Look for a funder whose value system aligns with yours. Asking a funder about its own mission can be revealing. Pay attention to how it describes its goals, how it talks about reaching them, and what it doesn’t say. If a funder says it values something, it should have concrete examples of how that plays out. You’ll get a gut feeling about whether you believe the funder. Trust that feeling.

Our current climate of economic uncertainty offers the perfect framework for posing these questions. Is your potential funder sticking by its portfolio companies and helping them serve their mission despite inflation, supply chain disruption, and other factors? Is the funder patient and flexible?

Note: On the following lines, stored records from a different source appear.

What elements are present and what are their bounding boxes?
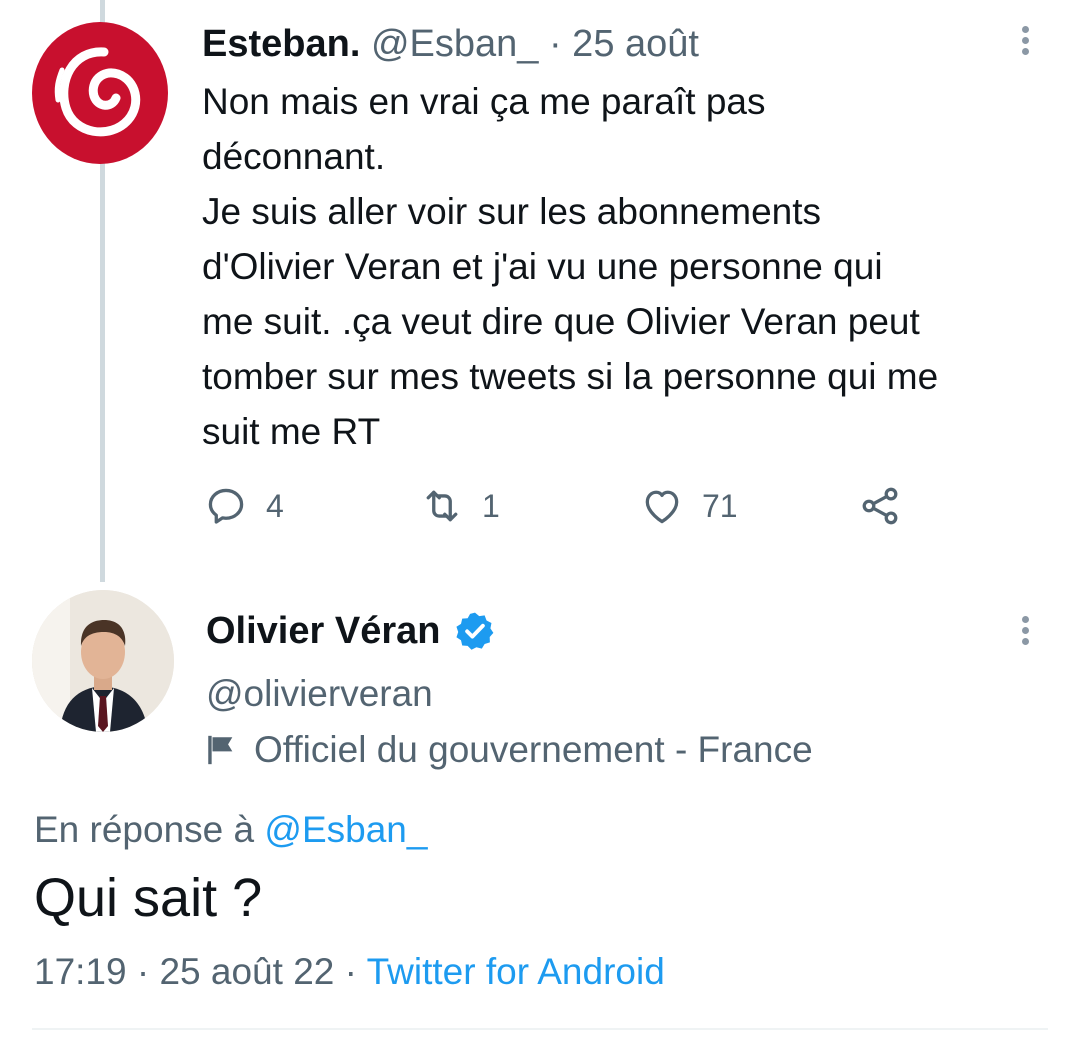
- more-vertical-icon[interactable]: [1016, 616, 1036, 646]
- author-name[interactable]: Olivier Véran: [206, 606, 440, 656]
- avatar[interactable]: [32, 590, 174, 732]
- reply-icon: [208, 488, 244, 524]
- reply-prefix: En réponse à: [34, 809, 255, 850]
- author-name[interactable]: Esteban.: [202, 23, 360, 65]
- author-name-row: Olivier Véran: [206, 606, 496, 656]
- verified-badge-icon: [456, 612, 494, 650]
- swirl-logo-icon: [54, 47, 141, 137]
- heart-icon: [645, 490, 679, 524]
- like-count: 71: [702, 487, 738, 524]
- author-handle[interactable]: @olivierveran: [206, 670, 433, 718]
- flag-icon: [208, 735, 233, 765]
- author-handle-date[interactable]: @Esban_ · 25 août: [371, 23, 699, 65]
- retweet-icon: [426, 490, 458, 522]
- retweet-button[interactable]: 1: [420, 482, 500, 530]
- retweet-count: 1: [482, 487, 500, 524]
- government-label[interactable]: Officiel du gouvernement - France: [204, 726, 813, 774]
- reply-button[interactable]: 4: [204, 482, 284, 530]
- government-label-text: Officiel du gouvernement - France: [254, 729, 813, 770]
- divider: [32, 1028, 1048, 1030]
- tweet-text: Qui sait ?: [34, 868, 263, 928]
- reply-context: En réponse à @Esban_: [34, 806, 427, 854]
- reply-count: 4: [266, 487, 284, 524]
- share-icon: [862, 487, 898, 525]
- tweet-header: Esteban. @Esban_ · 25 août: [202, 22, 699, 66]
- tweet-text: Non mais en vrai ça me paraît pas déconn…: [202, 81, 939, 452]
- tweet-timestamp[interactable]: 17:19 · 25 août 22 ·: [34, 951, 357, 992]
- tweet-metadata: 17:19 · 25 août 22 · Twitter for Android: [34, 948, 665, 996]
- tweet-source-link[interactable]: Twitter for Android: [367, 951, 665, 992]
- avatar[interactable]: [32, 22, 168, 164]
- share-button[interactable]: [858, 482, 902, 530]
- more-vertical-icon[interactable]: [1016, 26, 1036, 56]
- profile-photo: [32, 590, 174, 732]
- like-button[interactable]: 71: [640, 482, 738, 530]
- reply-handle-link[interactable]: @Esban_: [264, 809, 427, 850]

Does it have a track record of offering short-term extensions and negotiating restructures? Does it engage in proactive and collaborative communication to plan for storms brewing on the horizon? These are reasonable expectations of funders that say they’re focused on impact.

A final word to the wise: Initial funding decisions can be hard to unravel and will significantly impact your enterprise’s development. Remember that the relationship between founder and funder can and should be mutually beneficial and that each party should conduct due diligence on the other. If a funder doesn’t feel right, step back and reevaluate.